Data driven time scale in Gaussian quasi-likelihood inference

TL;DR

This paper develops a method for estimating parameters and unknown sampling stepsize in ergodic diffusion models from high-frequency data, proving asymptotic normality and consistency of model selection criteria.

Contribution

It introduces explicit estimators for both model parameters and sampling stepsize, addressing the challenge of unknown sampling intervals in diffusion process inference.

Findings

Estimators are asymptotically normal and jointly distributed.

The proposed model selection criterion is consistent.

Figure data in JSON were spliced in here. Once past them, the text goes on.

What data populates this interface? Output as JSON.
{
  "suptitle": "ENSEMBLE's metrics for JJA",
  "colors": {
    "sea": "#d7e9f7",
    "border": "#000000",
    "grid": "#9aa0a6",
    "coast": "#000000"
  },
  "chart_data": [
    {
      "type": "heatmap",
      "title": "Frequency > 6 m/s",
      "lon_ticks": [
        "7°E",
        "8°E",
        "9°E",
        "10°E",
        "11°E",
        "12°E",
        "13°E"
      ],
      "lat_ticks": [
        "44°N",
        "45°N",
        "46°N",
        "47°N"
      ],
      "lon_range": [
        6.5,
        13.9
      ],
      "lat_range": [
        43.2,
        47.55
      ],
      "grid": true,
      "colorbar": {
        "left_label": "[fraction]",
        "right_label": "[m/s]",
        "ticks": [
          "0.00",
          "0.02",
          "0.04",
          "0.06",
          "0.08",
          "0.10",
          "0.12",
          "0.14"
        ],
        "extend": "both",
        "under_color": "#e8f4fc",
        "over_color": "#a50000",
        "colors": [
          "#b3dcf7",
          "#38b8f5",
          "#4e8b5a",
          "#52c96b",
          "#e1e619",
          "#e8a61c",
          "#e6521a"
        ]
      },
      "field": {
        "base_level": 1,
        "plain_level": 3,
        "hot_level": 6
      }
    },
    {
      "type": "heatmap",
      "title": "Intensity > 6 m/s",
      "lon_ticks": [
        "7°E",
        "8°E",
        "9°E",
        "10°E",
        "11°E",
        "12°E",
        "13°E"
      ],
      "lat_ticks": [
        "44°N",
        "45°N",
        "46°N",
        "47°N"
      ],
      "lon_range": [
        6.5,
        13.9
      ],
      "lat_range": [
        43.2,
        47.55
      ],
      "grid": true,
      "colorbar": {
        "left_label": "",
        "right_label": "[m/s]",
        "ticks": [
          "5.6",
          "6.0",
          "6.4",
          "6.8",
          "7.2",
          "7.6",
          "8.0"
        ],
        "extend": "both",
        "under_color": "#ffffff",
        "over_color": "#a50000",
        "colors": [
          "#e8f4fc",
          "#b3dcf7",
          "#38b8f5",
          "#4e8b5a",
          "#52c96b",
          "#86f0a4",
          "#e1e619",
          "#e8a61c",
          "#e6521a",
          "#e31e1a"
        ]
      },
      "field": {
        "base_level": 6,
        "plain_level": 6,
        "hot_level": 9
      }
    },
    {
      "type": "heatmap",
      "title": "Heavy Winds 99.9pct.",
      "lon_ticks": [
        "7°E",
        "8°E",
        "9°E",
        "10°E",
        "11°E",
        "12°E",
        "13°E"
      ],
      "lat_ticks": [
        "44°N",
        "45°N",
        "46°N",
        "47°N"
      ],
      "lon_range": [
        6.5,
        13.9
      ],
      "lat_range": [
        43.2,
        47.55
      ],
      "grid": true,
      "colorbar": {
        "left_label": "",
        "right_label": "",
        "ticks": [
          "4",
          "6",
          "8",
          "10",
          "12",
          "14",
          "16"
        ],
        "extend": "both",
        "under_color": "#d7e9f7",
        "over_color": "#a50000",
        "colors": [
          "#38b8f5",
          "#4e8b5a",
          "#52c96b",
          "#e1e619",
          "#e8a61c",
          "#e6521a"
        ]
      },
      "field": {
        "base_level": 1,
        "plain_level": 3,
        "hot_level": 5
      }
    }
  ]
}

Numerical experiments support theoretical results.

Abstract

We study parametric estimation of ergodic diffusions observed at high frequency. Different from the previous studies, we suppose that sampling stepsize is unknown, thereby making the conventional Gaussian quasi-likelihood not directly applicable. In this situation, we construct estimators of both model parameters and sampling stepsize in a fully explicit way, and prove that they are jointly asymptotically normally distributed. The $L^{q}$-boundedness of the obtained estimator is also derived. Further, we propose the Schwarz (BIC) type statistics for model selection and show its model-selection consistency. We conducted some numerical experiments and found that the observed finite-sample performance well supports our theoretical findings. Also provided is a real data example.